Une fausse information ou publication est entendue comme une information sans source ou n’ayant que des sources non-recevables.

Une sanction désigne l’élément essentiel au caractère normatif d’une règle, une mesure de contrainte accompagnant toute règle de droit (constituant le critère distinctif du droit et de la morale), une mesure de réaction à une violation de la légalité (peine, nullité, déchéance, caducité, etc) ou encore une mesure de réaction à la violation d’une obligation.

Le mot ‘’publication’’ désigne ici l’action de rendre publique, de diffuser une information. Quant au mot ‘‘source’’, il désigne l’origine, le fondement

d’un fait, d’une information. Le régime de sanctions spécifiquement applicables aux professionnels des médias est logé dans l’article 558 de la loi n° 2017-20 portant code du numérique.

D’après cette disposition, « une personne qui commet une infraction de presse, notamment une diffamation, une injure publique, une apologie de crime, par le biais d’un moyen de communication électronique public, est punie des mêmes peines que celles prévues par la loi n° 2015-07 du 20 mars 2015 portant code de l’information et de la communication en vigueur, quel qu’en soit le support ».

Par cette formulation, le législateur renvoie les sanctions aux articles 30 alinéa 3, 33 et 268 du code de l’information et de la communication qui instaurent les obligations du professionnel des médias. Ainsi, d’après l’article 30 alinéa 3 de cette loi, « le journaliste ne doit céder à aucune pression tendant à corrompre l’exactitude de l’information. Il ne publie que les informations dont l’origine, la véracité et l’exactitude sont établies et vérifiées. Le moindre doute l’oblige à s’abstenir de toute publication ou à émettre les réserves nécessaires dans les formes professionnelles requises ». S’agissant de l’article 33 de ladite loi, « les nouvelles et informations publiées, de bonne foi, doivent être spontanément rectifiées par le journaliste, dès lors que celles-ci se révèlent fausses ou inexactes ». Le législateur fait ainsi obligation à tout professionnel de bonne foi qui publie des informations fausses de les corriger dès l’instant où il a connaissance du caractère inexact desdites informations.

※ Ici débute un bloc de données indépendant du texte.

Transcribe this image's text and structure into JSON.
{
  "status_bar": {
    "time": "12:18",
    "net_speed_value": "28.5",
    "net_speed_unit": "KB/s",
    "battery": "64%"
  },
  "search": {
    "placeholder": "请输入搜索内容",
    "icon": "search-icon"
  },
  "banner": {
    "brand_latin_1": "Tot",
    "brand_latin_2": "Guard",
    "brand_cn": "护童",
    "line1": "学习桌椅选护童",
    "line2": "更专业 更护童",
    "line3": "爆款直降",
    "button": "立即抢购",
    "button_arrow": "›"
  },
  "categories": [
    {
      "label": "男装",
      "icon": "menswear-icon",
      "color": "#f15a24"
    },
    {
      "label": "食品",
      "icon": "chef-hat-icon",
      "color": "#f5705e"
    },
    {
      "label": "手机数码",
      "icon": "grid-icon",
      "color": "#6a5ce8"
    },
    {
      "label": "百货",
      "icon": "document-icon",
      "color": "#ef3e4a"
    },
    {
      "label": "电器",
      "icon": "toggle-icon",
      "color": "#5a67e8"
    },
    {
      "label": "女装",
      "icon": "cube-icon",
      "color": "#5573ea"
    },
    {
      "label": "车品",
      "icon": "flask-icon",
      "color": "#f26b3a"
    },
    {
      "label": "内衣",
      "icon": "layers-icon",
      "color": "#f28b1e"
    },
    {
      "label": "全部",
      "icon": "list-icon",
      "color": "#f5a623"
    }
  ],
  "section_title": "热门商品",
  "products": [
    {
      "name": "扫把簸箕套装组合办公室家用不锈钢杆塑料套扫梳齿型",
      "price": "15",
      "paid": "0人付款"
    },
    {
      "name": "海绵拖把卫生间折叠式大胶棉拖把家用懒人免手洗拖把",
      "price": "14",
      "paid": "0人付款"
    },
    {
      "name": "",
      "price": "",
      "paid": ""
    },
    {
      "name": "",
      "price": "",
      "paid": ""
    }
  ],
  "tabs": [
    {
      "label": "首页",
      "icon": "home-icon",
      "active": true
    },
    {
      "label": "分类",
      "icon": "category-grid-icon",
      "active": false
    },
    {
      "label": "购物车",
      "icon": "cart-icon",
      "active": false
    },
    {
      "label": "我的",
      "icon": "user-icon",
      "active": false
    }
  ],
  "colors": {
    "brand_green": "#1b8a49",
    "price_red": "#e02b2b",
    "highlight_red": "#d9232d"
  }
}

Le professionnel de bonne foi peut ici être vu comme le journaliste qui a rendu public des informations avec la certitude que celles- ci étaient avérées. Il reviendra au juge d’apprécier cette bonne foi et d’en tirer les conséquences.

Pour finir, il y a lieu de se référer également à l’article 268 qui dispose que « toute allégation ou imputation d’un fait qui porte atteinte à l’honneur ou

à la considération d’une personne ou du corps auquel le fait est imputé est une diffamation.

La publication directe ou par voie de reproduction de cette allégation ou de cette imputation est punissable même si elle est faite sous la forme dubitative ou si elle vise une personne ou un corps expressément nommé, mais dont l’identification est rendue possible par les termes des discours, des cris, des menaces, des écrits ou des imprimés, des placards ou des affiches incriminés ».

En outre, le code du numérique prévoit des sanctions liées à la divulgation des détails d’une enquête.

B- Les sanctions tenant à la divulgation des détails d’une enquête

Si la justice de l’ancien régime était totalement secrète, l’opinion publique a commencé à s’intéresser à la justice au 18ème siècle pour donner naissance aujourd’hui à un véritable phénomène de société. Le secret de l’instruction, garant de la présomption d’innocence en matière pénale, constitue donc une limite au droit à l’information et un délit pénal114.

La question du secret de l’instruction pénale est un thème d’actualité vu que les médias révèlent de manière quotidienne des informations relatives à différents types d’affaires et de procédures pénales en cours.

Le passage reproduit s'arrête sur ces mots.